Spinal alleges that Jeffrey Johnson induced it to enter into the Settlement Agreement by concealing the fact that he had formed a competing company and planned to immediately hire one of Spinal's employees. Thus, Johnson is alleged to have had knowledge that he would not comply with the terms of the Settlement Agreement before he negotiated and executed the Agreement. Spinal alleges it gave value for Jeffrey Johnson's contractual promises, and was damaged when he did not fulfill them.
Under Mississippi law, a party alleging fraudulent inducement to a contract must plead and prove the following elements: 1) a representation, 2) its falsity, 3) its materiality, 4) the speaker's knowledge of its falsity or ignorance of its truth, 5) his intent that it should be acted on by the hearer and in the manner reasonably contemplated, 6) the hearer's ignorance of its falsity, 7) his reliance on its truth, 8) his right to rely thereon, and 9) his consequent and proximate injury. Koury v. Ready, 911 So.2d 441, 445 (Miss. 2005). A party's intent may be inferred from the party's subsequent acts following the representation. Arete Partners, LP v. Gunnerman, 594 F.3d 390, 394 (5th Cir. 2010). Spinal's factual allegations address each of the elements of a fraud in the inducement claim, and in addition clearly comply with the "who, what, when, where, and how" particularity requirement under Rule 9(b). Therefore, the Defendants' Motion to Dismiss Count Twenty-One should be denied.

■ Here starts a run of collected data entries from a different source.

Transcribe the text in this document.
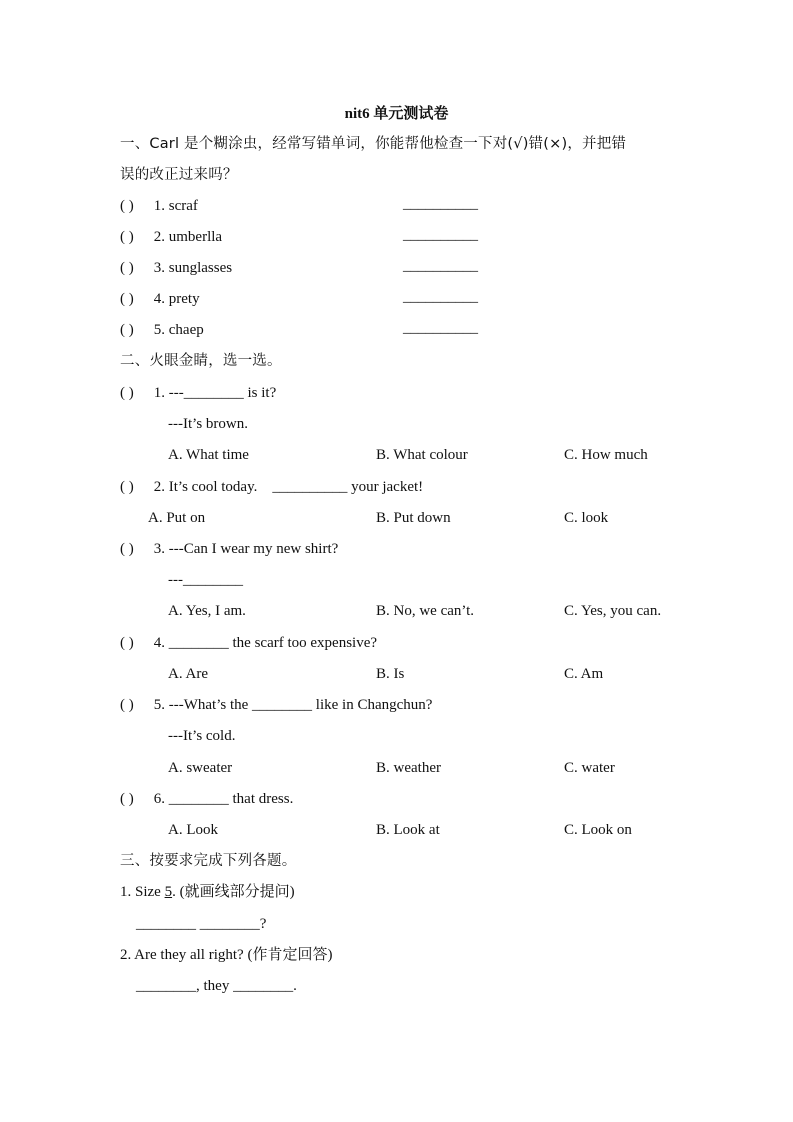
nit6 单元测试卷
一、Carl 是个糊涂虫，经常写错单词，你能帮他检查一下对(√)错(×)，并把错
误的改正过来吗？
( ) 1. scraf	__________
( ) 2. umberlla	__________
( ) 3. sunglasses	__________
( ) 4. prety	__________
( ) 5. chaep	__________
二、火眼金睛，选一选。
( ) 1. ---________ is it?
---It’s brown.
A. What time	B. What colour	C. How much
( ) 2. It’s cool today.    __________ your jacket!
A. Put on	B. Put down	C. look
( ) 3. ---Can I wear my new shirt?
---________
A. Yes, I am.	B. No, we can’t.	C. Yes, you can.
( ) 4. ________ the scarf too expensive?
A. Are	B. Is	C. Am
( ) 5. ---What’s the ________ like in Changchun?
---It’s cold.
A. sweater	B. weather	C. water
( ) 6. ________ that dress.
A. Look	B. Look at	C. Look on
三、按要求完成下列各题。
1. Size 5. (就画线部分提问)
________ ________?
2. Are they all right? (作肯定回答)
________, they ________.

Spinal's allegations are sufficient to survive Defendants' Motion to Dismiss except for allegations regarding certain parties in Counts One through Ten, as set out above, and the corporate raiding claim in Count Thirteen. The Motion is granted in those particulars and denied in all other respects. Plaintiffs are granted ten days from the date of this Order to file an amended complaint, should they wish to do so.